TransformΒΆ

ETL Helper functions accept a function as the transform keyword argument, which enables transformation of data in flight.

This is any Python callable (e.g. function or class) that takes an iterator and returns another iterator (e.g. list or generator via the yield statement). Transform functions are applied to data as they are read from the database (in the case of data fetching functions and copy_rows), or before they are passed as query parameters (to executemany or load). When used with copy_rows or executemany the INSERT query must contain the correct parameter placeholders for the transformed result.

The simplest transform functions modify data returned mutable row factories e.g., dict_row_factory in-place. The yield keyword makes my_transform a generator function that returns an Iterator that can loop over the rows.

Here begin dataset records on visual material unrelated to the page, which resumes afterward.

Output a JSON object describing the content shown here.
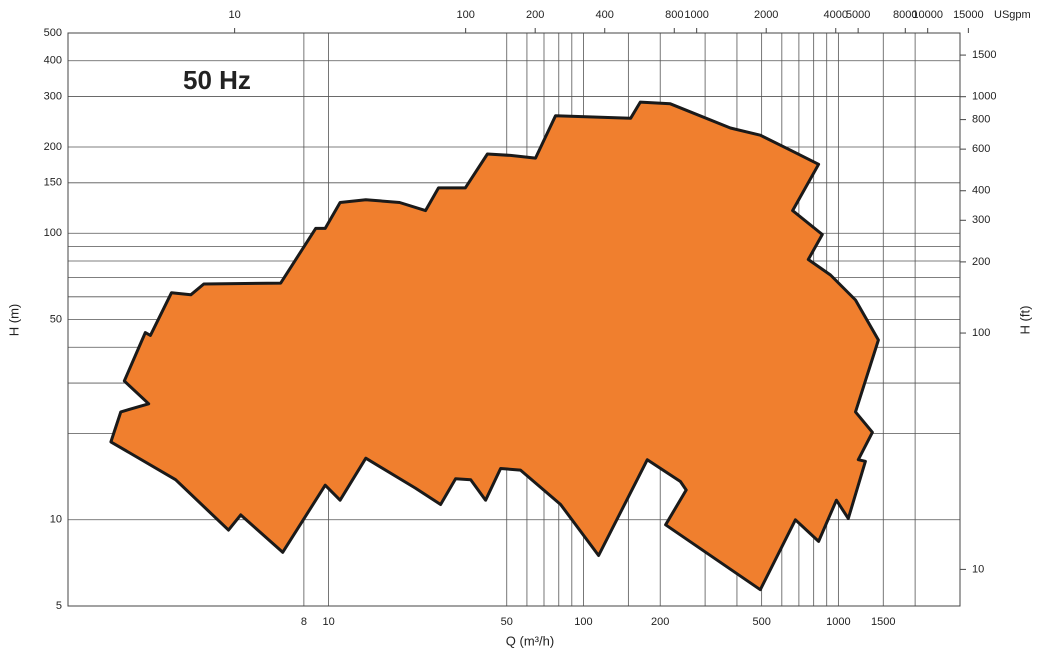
{
  "chart_data": {
    "type": "area",
    "annotation": "50 Hz",
    "xlabel": "Q (m³/h)",
    "ylabel": "H (m)",
    "y2label": "H (ft)",
    "x2label": "USgpm",
    "log_x": true,
    "log_y": true,
    "grid": true,
    "color": "#f07f2e",
    "edge_color": "#1a1a1a",
    "xlim": [
      0.95,
      3000
    ],
    "ylim": [
      5,
      500
    ],
    "xticks": [
      8,
      10,
      50,
      100,
      200,
      500,
      1000,
      1500
    ],
    "xminorticks": [
      60,
      70,
      80,
      90,
      150,
      300,
      400,
      600,
      700,
      800,
      900,
      2000
    ],
    "yticks": [
      5,
      10,
      50,
      100,
      150,
      200,
      300,
      400,
      500
    ],
    "yminorticks": [
      20,
      30,
      40,
      60,
      70,
      80,
      90
    ],
    "y2lim": [
      7,
      1860
    ],
    "y2ticks": [
      10,
      100,
      200,
      300,
      400,
      600,
      800,
      1000,
      1500
    ],
    "x2lim": [
      1.9,
      13800
    ],
    "x2ticks": [
      10,
      100,
      200,
      400,
      800,
      1000,
      2000,
      4000,
      5000,
      8000,
      10000,
      15000
    ],
    "x": [
      1.4,
      1.53,
      1.97,
      1.58,
      1.91,
      2.0,
      2.42,
      2.88,
      3.24,
      6.49,
      8.9,
      9.7,
      11.1,
      14,
      19,
      24,
      27,
      34.4,
      42,
      51.7,
      64.8,
      77.7,
      153,
      167,
      219,
      377,
      494,
      649,
      836,
      661,
      865,
      762,
      931,
      1167,
      1435,
      1167,
      1360,
      1197,
      1276,
      1094,
      982,
      836,
      678,
      494,
      210,
      253,
      240,
      178,
      114.6,
      81.3,
      56.6,
      47.3,
      41.3,
      36.1,
      31.5,
      27.5,
      21.9,
      14,
      11.1,
      9.7,
      6.61,
      4.52,
      4.05,
      2.51
    ],
    "values": [
      18.7,
      23.8,
      25.4,
      30.5,
      45,
      44,
      62,
      61,
      66.5,
      67,
      104,
      104,
      128,
      131,
      128,
      120,
      144,
      144,
      189,
      187,
      183,
      257,
      252,
      287,
      283,
      233,
      220,
      195,
      174,
      120,
      99,
      81,
      71.5,
      58.5,
      42.4,
      23.8,
      20.2,
      16.2,
      16,
      10.1,
      11.7,
      8.4,
      10,
      5.7,
      9.6,
      12.7,
      13.6,
      16.2,
      7.5,
      11.3,
      14.9,
      15.1,
      11.7,
      13.8,
      13.9,
      11.3,
      12.9,
      16.4,
      11.7,
      13.2,
      7.7,
      10.4,
      9.2,
      13.8
    ]
  }
}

"""ETL Helper script to demonstrate using a transform function which yields individual rows."""
import sqlite3
from typing import Iterator
import etlhelper as etl
from etlhelper.row_factories import dict_row_factory

db_file = "igneous_rocks.db"
select_sql = "SELECT * FROM igneous_rock"


def my_transform(chunk: Iterator[dict]) -> Iterator[dict]:
    # Add prefix to id, remove newlines, set lower case names

    for row in chunk:  # each row is a dictionary (mutable)
        row["id"] += 1000
        row["description"] = row["description"].replace("\n", " ")
        row["name"] = row["name"].lower()
        yield row


with sqlite3.connect(db_file) as conn:
    rows = etl.fetchall(
        select_sql,
        conn,
        row_factory=dict_row_factory,
        transform=my_transform,
    )

It is also possible to assemble the complete transformed chunk and return it. This code demonstrates that the returned chunk can have a different number of rows, and be of different length, to the input. Because namedtuples are immutable, we have to create a new_row from each input row.

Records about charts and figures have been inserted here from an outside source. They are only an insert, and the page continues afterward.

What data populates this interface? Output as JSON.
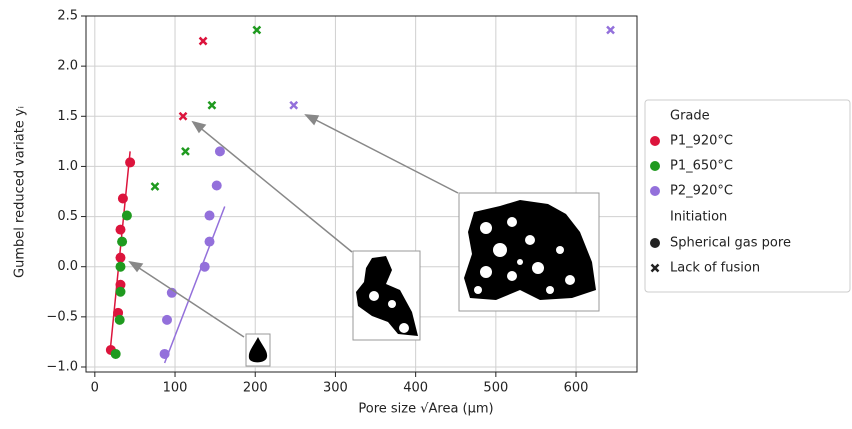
{
  "chart_data": {
    "type": "scatter",
    "x_label": "Pore size √Area (μm)",
    "y_label": "Gumbel reduced variate yᵢ",
    "xlim": [
      -11,
      676
    ],
    "ylim": [
      -1.05,
      2.5
    ],
    "xticks": [
      0,
      100,
      200,
      300,
      400,
      500,
      600
    ],
    "yticks": [
      {
        "value": -1.0,
        "label": "−1.0"
      },
      {
        "value": -0.5,
        "label": "−0.5"
      },
      {
        "value": 0.0,
        "label": "0.0"
      },
      0.5,
      {
        "value": 1.0,
        "label": "1.0"
      },
      1.5,
      {
        "value": 2.0,
        "label": "2.0"
      },
      2.5
    ],
    "grid": true,
    "legend_title": "Grade",
    "marker_legend_title": "Initiation",
    "marker_legend": [
      {
        "marker": "o",
        "label": "Spherical gas pore"
      },
      {
        "marker": "x",
        "label": "Lack of fusion"
      }
    ],
    "series": [
      {
        "name": "P1_920°C",
        "color": "#dc143c",
        "x": [
          20,
          29,
          32,
          32,
          32,
          35,
          44,
          110,
          135
        ],
        "values": [
          -0.83,
          -0.46,
          -0.18,
          0.09,
          0.37,
          0.68,
          1.04,
          1.5,
          2.25
        ],
        "markers": [
          "o",
          "o",
          "o",
          "o",
          "o",
          "o",
          "o",
          "x",
          "x"
        ],
        "fit": {
          "x": [
            19,
            44
          ],
          "y": [
            -0.85,
            1.15
          ]
        }
      },
      {
        "name": "P1_650°C",
        "color": "#1f9a1f",
        "x": [
          26,
          31,
          32,
          32,
          34,
          40,
          75,
          113,
          146,
          202
        ],
        "values": [
          -0.87,
          -0.53,
          -0.25,
          0.0,
          0.25,
          0.51,
          0.8,
          1.15,
          1.61,
          2.36
        ],
        "markers": [
          "o",
          "o",
          "o",
          "o",
          "o",
          "o",
          "x",
          "x",
          "x",
          "x"
        ]
      },
      {
        "name": "P2_920°C",
        "color": "#9370db",
        "x": [
          87,
          90,
          96,
          137,
          143,
          143,
          152,
          156,
          248,
          643
        ],
        "values": [
          -0.87,
          -0.53,
          -0.26,
          0.0,
          0.25,
          0.51,
          0.81,
          1.15,
          1.61,
          2.36
        ],
        "markers": [
          "o",
          "o",
          "o",
          "o",
          "o",
          "o",
          "o",
          "o",
          "x",
          "x"
        ],
        "fit": {
          "x": [
            87,
            162
          ],
          "y": [
            -0.96,
            0.6
          ]
        }
      }
    ]
  }
}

"""ETL Helper script to demonstrate using a transform function which returns a list of rows."""
import random
import sqlite3
from typing import Iterator
import etlhelper as etl
from etlhelper.row_factories import namedtuple_row_factory

db_file = "igneous_rocks.db"
select_sql = "SELECT * FROM igneous_rock"

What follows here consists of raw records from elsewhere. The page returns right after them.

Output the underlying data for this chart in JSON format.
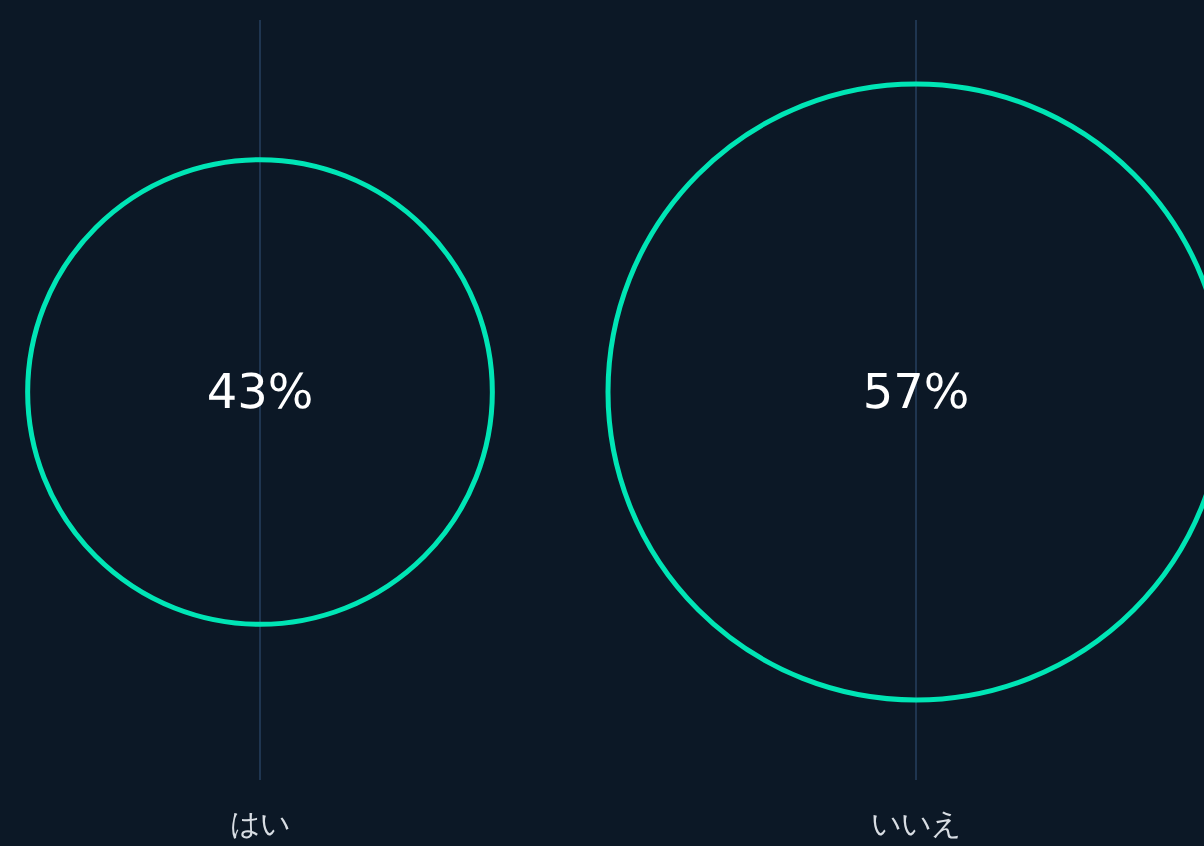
{
  "chart_data": {
    "type": "other",
    "categories": [
      "はい",
      "いいえ"
    ],
    "values": [
      43,
      57
    ],
    "value_labels": [
      "43%",
      "57%"
    ],
    "color": "#00e5b5"
  }
}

def my_transform(chunk: Iterator[tuple]) -> list[tuple]:
    # Append random integer (1-10), filter if <5.

    new_chunk = []
    for row in chunk:  # each row is a namedtuple (immutable)
        extra_value = random.randrange(10)
        if extra_value >= 5:  # some rows are dropped
            new_row = (*row, extra_value)  # new rows have extra column
            new_chunk.append(new_row)

    return new_chunk


with sqlite3.connect(db_file) as conn:
    rows = etl.fetchall(
        select_sql,
        conn,
        row_factory=namedtuple_row_factory,
        transform=my_transform,
    )

Any Python code can be used within the function and extra data can result from a calculation, a call to a webservice or a query against another database. As a standalone function with known inputs and outputs, the transform functions are also easy to test.

The iter_chunks and iter_rows functions return generators. Each chunk or row of data is only accessed when it is required. This allows data transformation to be performed via memory-efficient iterator-chains.